Deputados entregam na ONU relatório sobre violações de direitos humanos

Créditos: Assessoria Érika Kokay

O relatório “Direitos Humanos no Brasil em 2019” será apresentado na 42ª Sessão do Conselho de Direitos Humanos da Organização das Nações Unidas, em Genebra, na Suíça, e foi organizado pela Comissão de Direitos Humanos e Minorias da Câmara dos Deputados (CDHM). O documento aponta, em 26 itens, números e exemplos que mostram a falta de compromisso do atual governo com os direitos humanos, além de não cumprir orientações de organismos internacionais.

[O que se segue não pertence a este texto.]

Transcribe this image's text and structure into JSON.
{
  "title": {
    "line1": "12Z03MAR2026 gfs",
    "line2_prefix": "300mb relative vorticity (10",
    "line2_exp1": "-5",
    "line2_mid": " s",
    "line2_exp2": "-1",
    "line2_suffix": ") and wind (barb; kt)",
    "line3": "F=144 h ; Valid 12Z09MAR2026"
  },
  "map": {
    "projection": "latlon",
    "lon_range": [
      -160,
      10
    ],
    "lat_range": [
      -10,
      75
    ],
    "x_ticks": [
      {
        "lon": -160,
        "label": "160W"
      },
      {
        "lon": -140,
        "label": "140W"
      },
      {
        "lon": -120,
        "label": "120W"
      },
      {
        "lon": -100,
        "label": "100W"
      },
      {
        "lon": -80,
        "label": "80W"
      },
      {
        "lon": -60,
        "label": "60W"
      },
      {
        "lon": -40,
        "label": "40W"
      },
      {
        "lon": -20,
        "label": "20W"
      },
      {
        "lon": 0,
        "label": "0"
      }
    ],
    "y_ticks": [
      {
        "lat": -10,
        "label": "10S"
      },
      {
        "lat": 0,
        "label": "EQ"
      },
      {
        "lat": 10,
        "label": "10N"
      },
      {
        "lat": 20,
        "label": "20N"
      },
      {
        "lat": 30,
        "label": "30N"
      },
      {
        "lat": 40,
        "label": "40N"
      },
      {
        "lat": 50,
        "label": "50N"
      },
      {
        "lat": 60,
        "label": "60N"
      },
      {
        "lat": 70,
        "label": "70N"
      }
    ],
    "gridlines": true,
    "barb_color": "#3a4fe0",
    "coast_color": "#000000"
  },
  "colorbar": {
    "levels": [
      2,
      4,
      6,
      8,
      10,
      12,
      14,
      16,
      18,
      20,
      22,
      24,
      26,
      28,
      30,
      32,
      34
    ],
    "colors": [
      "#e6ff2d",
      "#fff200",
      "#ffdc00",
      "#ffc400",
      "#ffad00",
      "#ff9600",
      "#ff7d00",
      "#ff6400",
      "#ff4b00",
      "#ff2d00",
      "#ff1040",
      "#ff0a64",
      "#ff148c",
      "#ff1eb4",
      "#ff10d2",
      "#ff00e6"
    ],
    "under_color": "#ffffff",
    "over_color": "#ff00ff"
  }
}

O objetivo da iniciativa é evidenciar o quadro crítico dos direitos humanos no Brasil, explicou o presidente da CDHM, deputado Helder Salomão (PT-ES), que participa da missão, desde segunda-feira (16) até sexta-feira(20), acompanhado da deputada Érika Kokay (PT-DF). “Esperamos que ao lado de autoridades da ONU e da comunidade das nações possamos encontrar soluções a esses desafios”, afirmou Salomão.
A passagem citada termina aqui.